The economic stakes are high for the $30-billion-a-year waste-services industry. Nearly 40 municipalities in New York have flow-control regulations, and more than half the states authorize such requirements.
States and cities contend that flow control is necessary to achieve important public goals. Lawyers representing 20 states and scores of cities filed friend-of-the-court briefs in support of Clarkstown. Susan Ashbrook, an assistant attorney general in Ohio, says: ``Flow control helps cities take responsibility for the collection and management of waste, which is a traditional duty of local government.''
Creating a monopoly?
The waste-treatment industry counters that all of these goals can be achieved by other, less-costly means. The industry says the real purpose of flow-control rules is to guarantee sufficient disposal business to pay for expensive municipal facilities.

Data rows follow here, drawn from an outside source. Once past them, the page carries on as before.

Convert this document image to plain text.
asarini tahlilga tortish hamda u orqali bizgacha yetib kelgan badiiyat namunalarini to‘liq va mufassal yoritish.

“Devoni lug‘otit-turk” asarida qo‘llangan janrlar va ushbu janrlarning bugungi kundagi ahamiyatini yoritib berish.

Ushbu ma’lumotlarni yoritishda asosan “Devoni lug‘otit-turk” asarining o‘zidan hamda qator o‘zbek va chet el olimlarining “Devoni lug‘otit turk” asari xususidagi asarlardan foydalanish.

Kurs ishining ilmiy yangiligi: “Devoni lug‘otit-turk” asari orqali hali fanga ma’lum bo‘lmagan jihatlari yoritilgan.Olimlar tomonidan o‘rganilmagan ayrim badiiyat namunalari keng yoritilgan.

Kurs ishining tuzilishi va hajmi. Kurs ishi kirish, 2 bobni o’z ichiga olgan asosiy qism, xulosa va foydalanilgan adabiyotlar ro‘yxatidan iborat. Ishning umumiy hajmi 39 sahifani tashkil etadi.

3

``Flow control creates a monopoly,'' says Allen Blakey, an NSWMA spokesman. ``This industry needs competition and privatization.'' He adds that disposal costs at municipal facilities can be three times as high as costs at private-sector landfills and other garbage-treatment sites.
As in the differential-fee case, state and local governments face long odds in this case, says Mary Lou Savage of Marquette University Law School in Milwaukee. ``For 50 years, the Supreme Court has struck down nearly all restrictions on interstate commerce; very few challenges to the commerce clause have survived,'' she says. And she notes that for more than a decade the Supreme Court has treated garbage like any other article in commerce - despite arguments by Chief Justice William Rehnquist that states and cities should have wider latitude to regulate waste.
Decisions in the trash-disposal cases, which probably will be issued simultaneously, are expected in the spring.